En plus de tenir compte de la topographie du site et de l’architecture voisine, les architectes du BFSH2 doivent concevoir une circulation pédestre aisée avec le BFSH1. Dans un premier temps, ils proposent de relier les deux bâtiments par des gradins semi-circulaires, formant une sorte d’amphithéâtre. Finalement, une rampe d’accès est réalisée, dans laquelle passe un tunnel; la rampe coupe les fenêtres du tunnel de liaison, créant un jeu saccadé d’ouvertures et de lumière à l’intérieur du passage. À l’origine, l’espace vert entre les BFSH 1 et 2 était vide, mais Guido Cocchi y fait installer une fontaine de bronze et de granit (Pierre Oulevay, 1994), ce qui a fortement déplu aux architectes.
Du béton, de la géométrie et de la lumière
Le béton est la matière principale du bâtiment, mis en scène par la lumière naturelle des multiples ouvertures vitrées.

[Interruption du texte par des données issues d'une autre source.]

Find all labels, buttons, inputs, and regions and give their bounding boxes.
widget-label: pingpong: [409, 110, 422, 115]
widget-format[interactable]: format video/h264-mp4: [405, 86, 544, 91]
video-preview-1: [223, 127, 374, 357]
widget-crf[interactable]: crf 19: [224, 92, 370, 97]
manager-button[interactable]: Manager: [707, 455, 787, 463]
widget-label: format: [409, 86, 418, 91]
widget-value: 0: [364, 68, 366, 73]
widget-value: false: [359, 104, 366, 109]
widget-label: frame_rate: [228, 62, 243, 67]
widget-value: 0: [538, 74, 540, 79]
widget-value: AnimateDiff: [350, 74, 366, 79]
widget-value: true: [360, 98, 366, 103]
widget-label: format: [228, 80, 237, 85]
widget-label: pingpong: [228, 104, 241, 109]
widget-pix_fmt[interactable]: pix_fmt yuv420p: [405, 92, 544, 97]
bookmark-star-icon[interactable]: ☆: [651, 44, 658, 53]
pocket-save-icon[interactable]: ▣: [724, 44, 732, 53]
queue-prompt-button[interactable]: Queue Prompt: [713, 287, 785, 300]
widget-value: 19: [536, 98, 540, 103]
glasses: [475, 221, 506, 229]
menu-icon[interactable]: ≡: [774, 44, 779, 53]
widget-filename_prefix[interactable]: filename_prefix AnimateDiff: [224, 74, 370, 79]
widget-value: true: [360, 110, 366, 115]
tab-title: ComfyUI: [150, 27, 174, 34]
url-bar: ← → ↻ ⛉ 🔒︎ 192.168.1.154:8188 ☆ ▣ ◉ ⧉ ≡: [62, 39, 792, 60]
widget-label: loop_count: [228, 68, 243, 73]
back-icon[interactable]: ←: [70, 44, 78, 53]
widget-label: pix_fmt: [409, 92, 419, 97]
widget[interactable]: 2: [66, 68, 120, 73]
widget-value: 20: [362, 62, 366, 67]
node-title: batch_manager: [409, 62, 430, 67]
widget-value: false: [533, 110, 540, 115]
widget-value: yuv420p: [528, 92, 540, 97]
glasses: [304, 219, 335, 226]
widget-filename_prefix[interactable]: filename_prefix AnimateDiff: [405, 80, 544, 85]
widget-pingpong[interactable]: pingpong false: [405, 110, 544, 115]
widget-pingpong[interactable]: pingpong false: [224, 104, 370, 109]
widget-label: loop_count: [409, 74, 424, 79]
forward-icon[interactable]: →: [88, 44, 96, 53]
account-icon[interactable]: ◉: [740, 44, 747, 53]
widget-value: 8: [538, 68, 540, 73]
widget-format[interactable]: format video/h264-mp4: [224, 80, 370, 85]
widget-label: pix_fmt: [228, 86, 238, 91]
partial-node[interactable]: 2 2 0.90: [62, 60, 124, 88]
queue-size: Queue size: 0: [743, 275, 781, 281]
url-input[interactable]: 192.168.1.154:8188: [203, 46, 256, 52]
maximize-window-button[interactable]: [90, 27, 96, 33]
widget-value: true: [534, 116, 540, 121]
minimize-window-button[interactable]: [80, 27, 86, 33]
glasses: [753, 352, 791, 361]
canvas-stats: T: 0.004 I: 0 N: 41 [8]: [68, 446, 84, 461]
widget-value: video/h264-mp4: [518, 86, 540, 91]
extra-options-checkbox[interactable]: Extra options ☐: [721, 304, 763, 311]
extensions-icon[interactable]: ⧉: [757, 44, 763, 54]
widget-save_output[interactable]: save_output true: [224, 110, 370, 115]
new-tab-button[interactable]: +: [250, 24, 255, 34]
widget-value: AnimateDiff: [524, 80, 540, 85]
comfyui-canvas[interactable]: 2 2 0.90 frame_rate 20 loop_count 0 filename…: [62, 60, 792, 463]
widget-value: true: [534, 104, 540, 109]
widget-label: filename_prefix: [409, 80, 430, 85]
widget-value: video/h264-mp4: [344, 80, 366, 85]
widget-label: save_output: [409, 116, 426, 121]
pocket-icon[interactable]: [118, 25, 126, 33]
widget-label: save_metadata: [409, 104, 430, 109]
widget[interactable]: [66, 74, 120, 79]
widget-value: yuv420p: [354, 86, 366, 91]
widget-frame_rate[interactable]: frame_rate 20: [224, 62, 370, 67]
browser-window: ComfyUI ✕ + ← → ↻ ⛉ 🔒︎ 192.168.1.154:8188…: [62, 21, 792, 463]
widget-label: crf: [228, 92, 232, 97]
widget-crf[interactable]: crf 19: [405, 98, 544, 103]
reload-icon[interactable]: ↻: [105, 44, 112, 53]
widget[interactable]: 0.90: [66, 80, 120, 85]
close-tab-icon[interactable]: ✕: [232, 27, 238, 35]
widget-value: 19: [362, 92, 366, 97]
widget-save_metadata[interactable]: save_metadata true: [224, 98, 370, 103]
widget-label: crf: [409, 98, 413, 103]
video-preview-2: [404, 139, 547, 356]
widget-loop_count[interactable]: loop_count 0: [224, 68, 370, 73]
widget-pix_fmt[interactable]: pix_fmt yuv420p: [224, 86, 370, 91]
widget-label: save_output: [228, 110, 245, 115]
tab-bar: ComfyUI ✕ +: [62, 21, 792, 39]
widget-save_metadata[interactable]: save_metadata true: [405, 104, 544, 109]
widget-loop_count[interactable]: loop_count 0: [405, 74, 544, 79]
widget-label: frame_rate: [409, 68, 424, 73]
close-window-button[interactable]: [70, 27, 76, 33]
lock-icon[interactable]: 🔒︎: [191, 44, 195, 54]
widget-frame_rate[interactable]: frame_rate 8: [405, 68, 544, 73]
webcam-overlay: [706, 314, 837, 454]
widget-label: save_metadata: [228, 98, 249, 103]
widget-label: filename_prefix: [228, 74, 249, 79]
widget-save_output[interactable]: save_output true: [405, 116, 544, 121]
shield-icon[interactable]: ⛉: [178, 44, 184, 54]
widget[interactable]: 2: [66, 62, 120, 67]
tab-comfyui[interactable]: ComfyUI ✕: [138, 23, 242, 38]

Au-delà de l’élément constructif, le matériau participe à la beauté du BFS 2. La masse de béton est telle que son coût atteignit environ 18% du budget total; souhaitant un béton clair et non gris, les architectes optent pour un mélange de ciment de Roche et de sable de Neuchâtel, plus onéreux que la formule standard. Les plaques de béton sont préfabriquées, puis reliées entre elles par des joints négatifs. Ceci sert à masquer la reprise du bétonnage (phase de travail où des fissures apparaissent) et à marquer une trame, mais peut aussi constituer un langage architectural. Utilisé lors de changements de matériaux, il permet de faire des transitions de texture, de couleur, de matière: d’abord un besoin technique, le joint négatif crée une grammaire esthétique.
Le deuxième facteur esthétique du BFSH2 est sa géométrie simple, maîtrisée et soignée. Bevilacqua décrit Dumas comme étant obnubilé par les formes: carrés, triangles et cercles se retrouvent partout dans le bâtiment. Le choix des trois X et des façades non rectilignes permet de gagner de la place tout en créant un bâtiment aéré, harmonieux et dont les bureaux disposent de lumière naturelle. Les losanges qui se blottissent dans les creux de la structure en « accordéon » correspondent aux auditoires; la forme de ceux-ci, selon le plan directeur, reste libre et échappe aux règles de dimension. La géométrie est autant visible dans la structure (tels que la forme générale, les panneaux de béton, les escaliers) que dans les détails (notamment les lucarnes, les faux plafonds, les caissons acoustiques, les variations de couleur au sol).
Sur le toit plat, on retrouve les formes (cercle, triangle, carré) qui parsèment l’édifice: ce sont les superstructures techniques (moteurs des ascenseurs, ventilateurs, etc.). Ces éléments sont reliés entre eux (sauf les demi-cercles aux extrémités) par des pans de verre qui constituent les importants puits de lumière du BFSH2. L’éclairage naturel est l’un des principes essentiels du plan directeur; que ce soit un éclairage direct ou non, les vitres omniprésentes laissent la lumière s’infiltrer, comme dans les cages d’escalier.